Солнце неумолимо клонилось к закату. На сельву опускался вечер. Оставшиеся в живых солдаты, стоя на городских стенах, в бессильной злобе наблюдали, как караван пиратов постепенно вползал в лесные заросли. Вскоре о разбойниках напоминала только густая желтая пыль, которая скрыла их от взоров испанцев, словно ширма.
Глава 9. Сокровища Силвер-Бэнкс
Небольшой остров в Карибском море с высоты птичьего полета казался изумрудом в драгоценной золотой оправе из ярко-желтого песка. На берегу мелководной бухты лежал огромный скелет кита – как он туда попал, можно было только гадать, – а чуть поодаль, в тени пальмы, сидел оборванец, в котором вряд ли кто узнал бы капитана корсаров Мишеля де Граммона.

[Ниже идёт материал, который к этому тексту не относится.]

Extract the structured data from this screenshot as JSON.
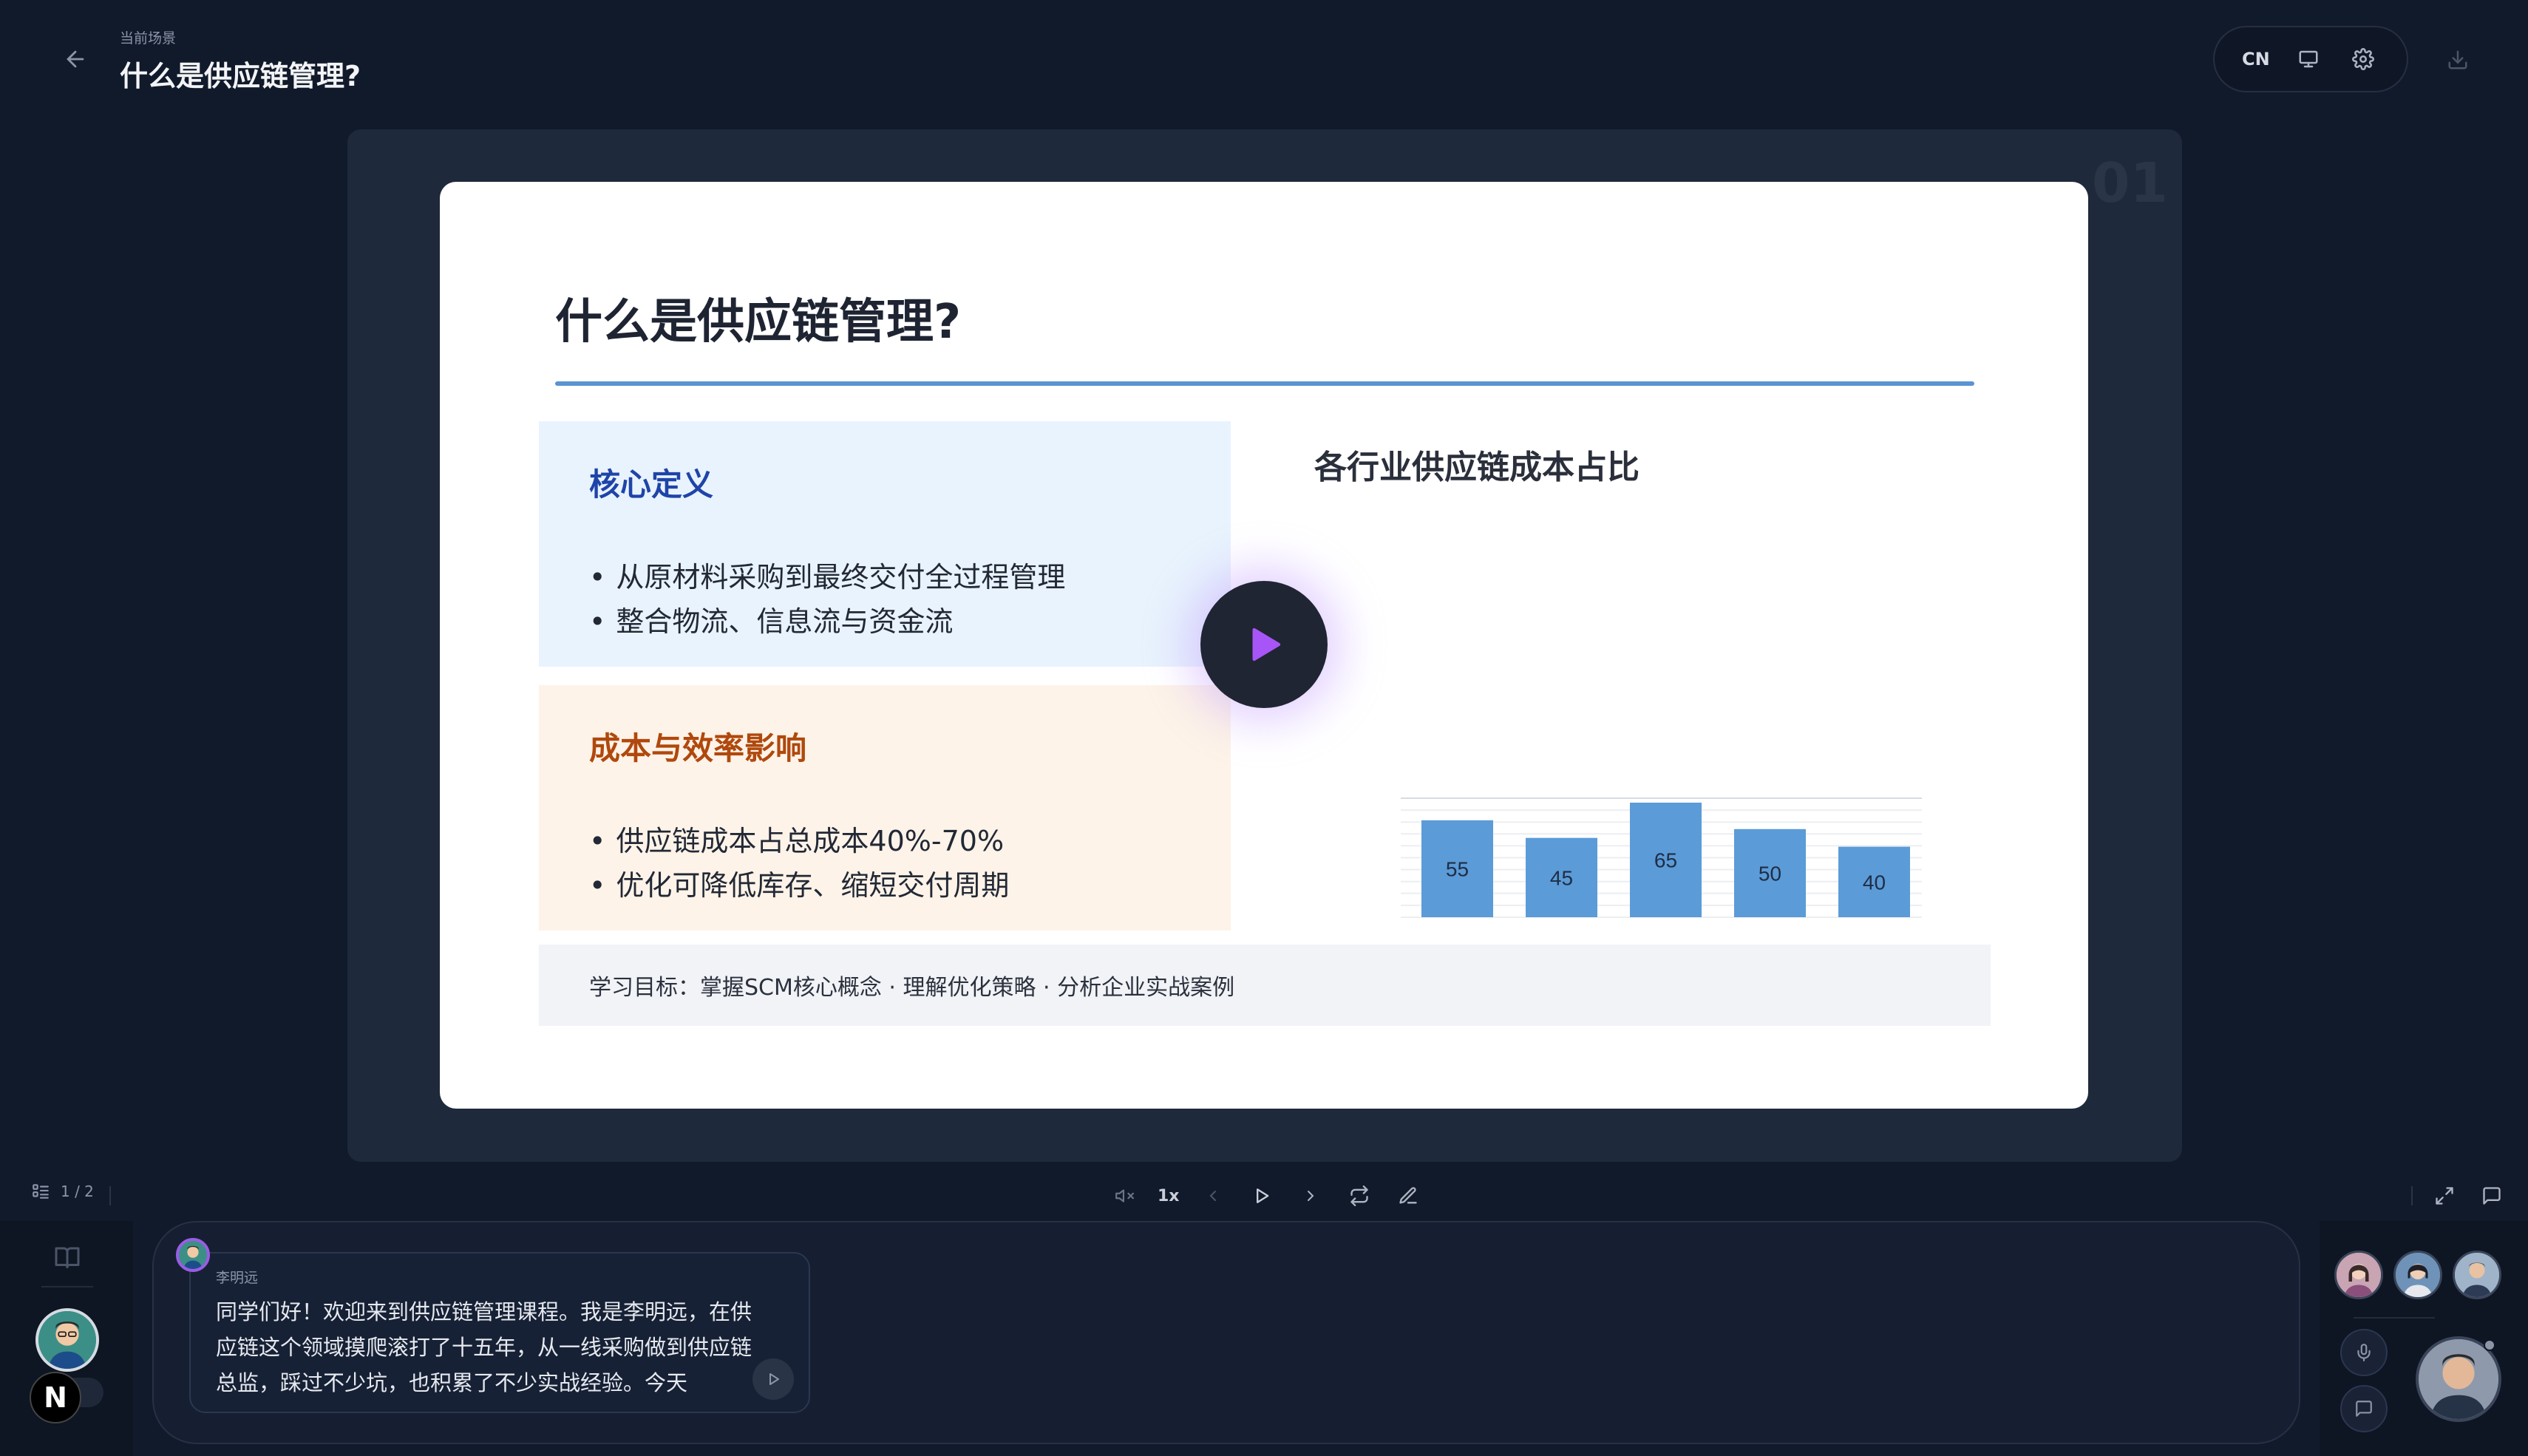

Из оружия при нем была только шпага, а голову покрывала широкополая шляпа, сплетенная им собственноручно из какого-то ползучего растения, – защита от неистового солнца. Мишель сидел и размышлял о превратностях судьбы.
А как все поначалу хорошо складывалось… После набега на Сантьяго, по здравому размышлению, нужно было побыстрее возвращаться на корабли и уходить на Тортугу. Того, что взяли в захваченном испанском городе, хватило бы с лихвой всем участникам похода. Ан нет, ему стукнула в голову мысль – вот уж идиот! – напасть на порт и крохотный городок на побережье. Какого дьявола?! Что могло быть ценным в городишке на берегу небольшой гавани кроме смолы, дегтя и канатов? Ах, да, еще и сахара. Именно эти товары были главными предметами торговли в этом месте.
Нет, городок в общем-то премиленький. Он стоял на равнине возле небольшой речки, имел три церкви – ох уж эти испанцы, ни на одно кровавое дело, на которые они большие мастера, не пойдут, пока не отслужат мессу, – и госпиталь, окруженный прекрасным садом. Земля вокруг представляла собой твердую желтую глину, а сам город, что удивительно, испанцы построили на песке. Тем не менее при всей внешней приятности это было очень нездоровое место. Речка и болота с мангровыми зарослями давали много вредных испарений.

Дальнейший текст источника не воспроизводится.